“Women don’t go to their own physicians early enough. It is necessary that they be trained to understand symptoms which do not at first seem serious enough for medical attention. Besides, I regret to confess, in this matter of cancer our physicians need educating, too. They are too prone to say, if they are not sure of the diagnosis, ‘Wait and see.’ Waiting to see is what kills three fourths of the women who succumb to cancer.

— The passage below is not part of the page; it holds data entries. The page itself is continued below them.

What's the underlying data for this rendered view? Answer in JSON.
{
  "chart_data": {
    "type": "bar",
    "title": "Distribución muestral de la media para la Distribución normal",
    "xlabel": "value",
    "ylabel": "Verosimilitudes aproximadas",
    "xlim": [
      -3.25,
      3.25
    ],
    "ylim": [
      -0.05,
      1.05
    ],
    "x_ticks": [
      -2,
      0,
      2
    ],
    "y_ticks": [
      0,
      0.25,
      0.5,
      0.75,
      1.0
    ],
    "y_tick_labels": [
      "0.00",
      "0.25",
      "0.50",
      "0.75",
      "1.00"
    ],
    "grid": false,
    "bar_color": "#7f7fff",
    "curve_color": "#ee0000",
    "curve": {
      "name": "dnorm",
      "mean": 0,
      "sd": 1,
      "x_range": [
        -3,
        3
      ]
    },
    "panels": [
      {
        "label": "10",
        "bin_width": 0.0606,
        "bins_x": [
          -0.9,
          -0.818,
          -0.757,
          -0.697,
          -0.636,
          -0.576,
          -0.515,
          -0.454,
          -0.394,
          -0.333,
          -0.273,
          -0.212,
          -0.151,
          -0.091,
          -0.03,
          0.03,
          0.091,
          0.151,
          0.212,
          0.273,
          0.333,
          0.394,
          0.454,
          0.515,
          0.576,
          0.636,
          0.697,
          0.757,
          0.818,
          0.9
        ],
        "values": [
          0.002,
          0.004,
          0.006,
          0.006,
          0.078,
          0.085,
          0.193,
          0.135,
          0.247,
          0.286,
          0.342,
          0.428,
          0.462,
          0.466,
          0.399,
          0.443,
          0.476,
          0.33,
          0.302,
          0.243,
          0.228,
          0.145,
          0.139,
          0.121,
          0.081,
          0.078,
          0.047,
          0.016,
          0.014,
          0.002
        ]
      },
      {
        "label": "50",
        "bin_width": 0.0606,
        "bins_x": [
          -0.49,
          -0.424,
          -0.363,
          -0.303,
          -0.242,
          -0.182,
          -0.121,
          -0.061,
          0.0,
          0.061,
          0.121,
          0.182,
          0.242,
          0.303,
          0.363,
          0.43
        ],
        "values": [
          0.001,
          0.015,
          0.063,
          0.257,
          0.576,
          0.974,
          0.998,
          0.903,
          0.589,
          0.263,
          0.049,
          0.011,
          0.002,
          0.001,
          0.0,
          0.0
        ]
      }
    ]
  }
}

Let me illustrate this peril by two cases which have come under my observation: The wife of a lawyer in a Western city had a severe attack of stomach trouble. Her doctor, a young and open-minded man, had the courage to say, ‘I don’t know. But I’m afraid it’s cancer. You’d better go to such-and-such a hospital and let them see.’ The woman went. An exploratory incision was made and carcinoma found in the early stage. It was cut out and to-day she is as good as new.

“Now, this same lawyer had a friend who had been treated for months by a stomach specialist of some reputation. Under the treatment he had grown steadily thinner, paler, and weaker. ‘Indigestion, gastric intoxication,’ the specialist repeated, parrotlike, until the man himself, in his misery, began to suspect. At this point the lawyer friend got hold of him and took him to the hospital where his wife had been. The surgeons refused the case and sent the man away to die. Indignant, the lawyer sought the superintendent of the hospital.

“‘Why won’t you take my friend’s case?’

“‘It is inoperable.’

“‘Isn’t it cancer of the stomach, like my wife’s?’

“‘Yes.’

“‘You cured my wife. Why can’t you cure my friend?’

“The official shook his head.

“I want an answer,” insisted the lawyer.

“‘Well, frankly,’ said the other, ‘your wife’s physician knew his business. Your friend’s physician is a fool. He has killed his patient by delay.’